Pasado un tiempo, se presentó en su casa una muchacha, a la que no conocía. Solo cuando dijo su nombre reconoció a aquella compañera de escuela y de juegos de su infancia, a la que no había vuelto a ver desde que hizo el “ingreso”. La chica quería congraciarse con él y decirle que no había tenido nada que ver en el asunto del trazado de la carretera. No vamos a transcribir el desarrollo de la conversación, ni la atmósfera en la que discurrió, pero como todos los lectores habrán imaginado, la chica era un ”guayabo” como la habría calificado Arico, y aquel primer encuentro después de tantos años desembocó en un veloz noviazgo y la pertinente boda. La pareja recibió de sus parientes como regalo y símbolo de su unión el conocido ramal de Arafo, que une esta localidad con La Hidalga y a su vez con la Carretera General del Sur, eso sí, perfectamente pavimentado, acorde con la tecnología de la época. Por su parte, su abuela, quizás para compensarle por el trato que le dispensó durante su infancia, les otorgó el título de villa.

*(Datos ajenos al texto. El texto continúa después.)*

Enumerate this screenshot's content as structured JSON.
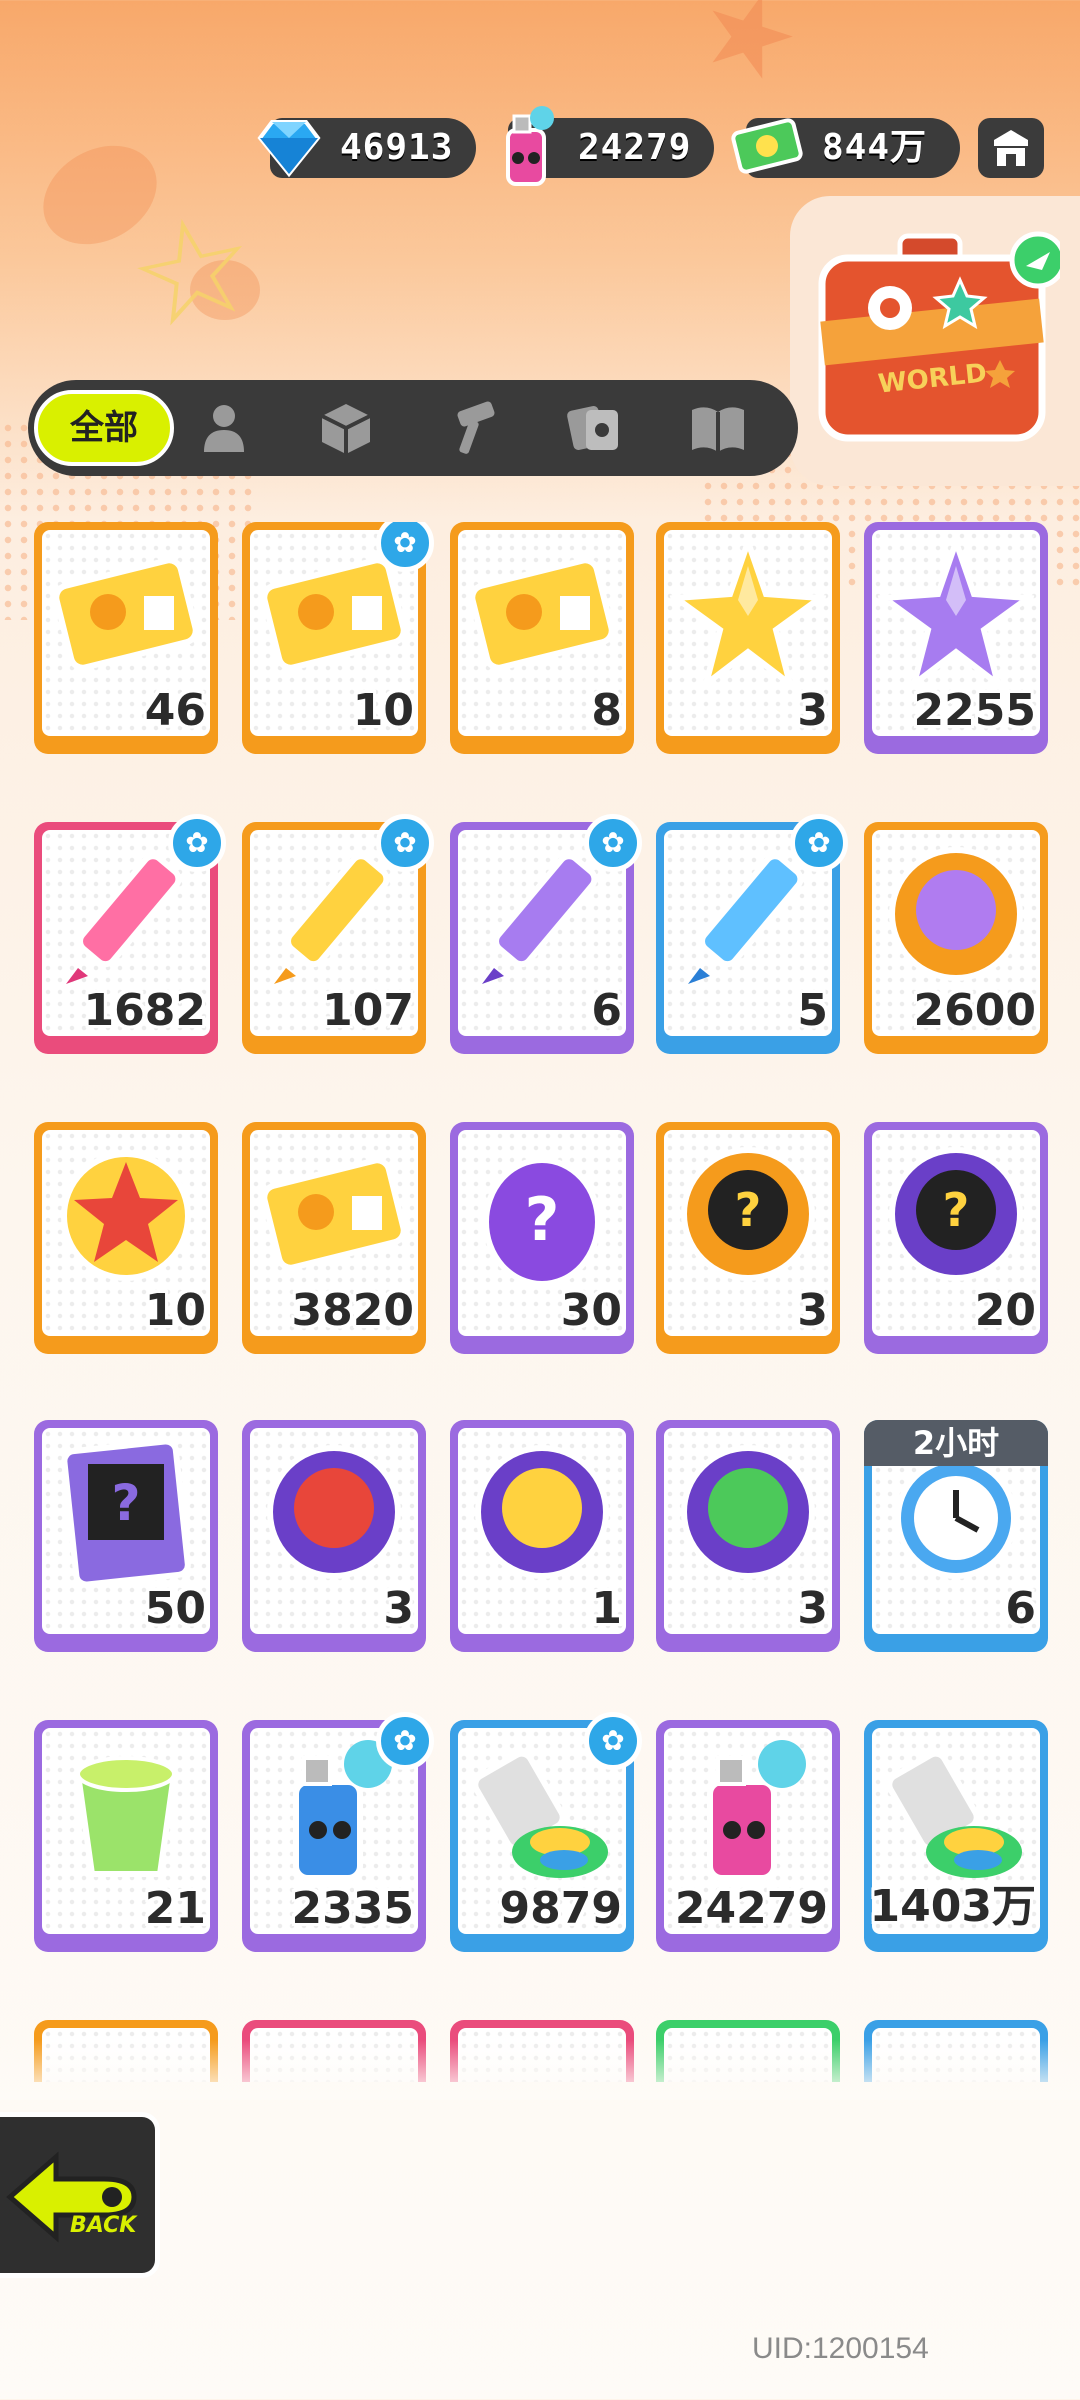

Si tuviésemos que identificar algún elemento que singularice  la historia reciente de la localidad y del protagonista, es sin lugar a dudas la actividad musical,  algo que nunca descuidó a pesar de sus obligaciones cotidianas. Arafo ha promocionado la constitución de  varias bandas de música y agrupaciones corales entre sus vecinos, a las que hay que añadir los grupos folklóricos, las rondallas y más de una docena de orquestinas.

A partir de entonces Arafo ha tenido una vida tranquila y sosegada junto a su esposa y con la vecindad de las personas que más aprecia en este mundo: su madre, sus padrinos y su prima Candelaria.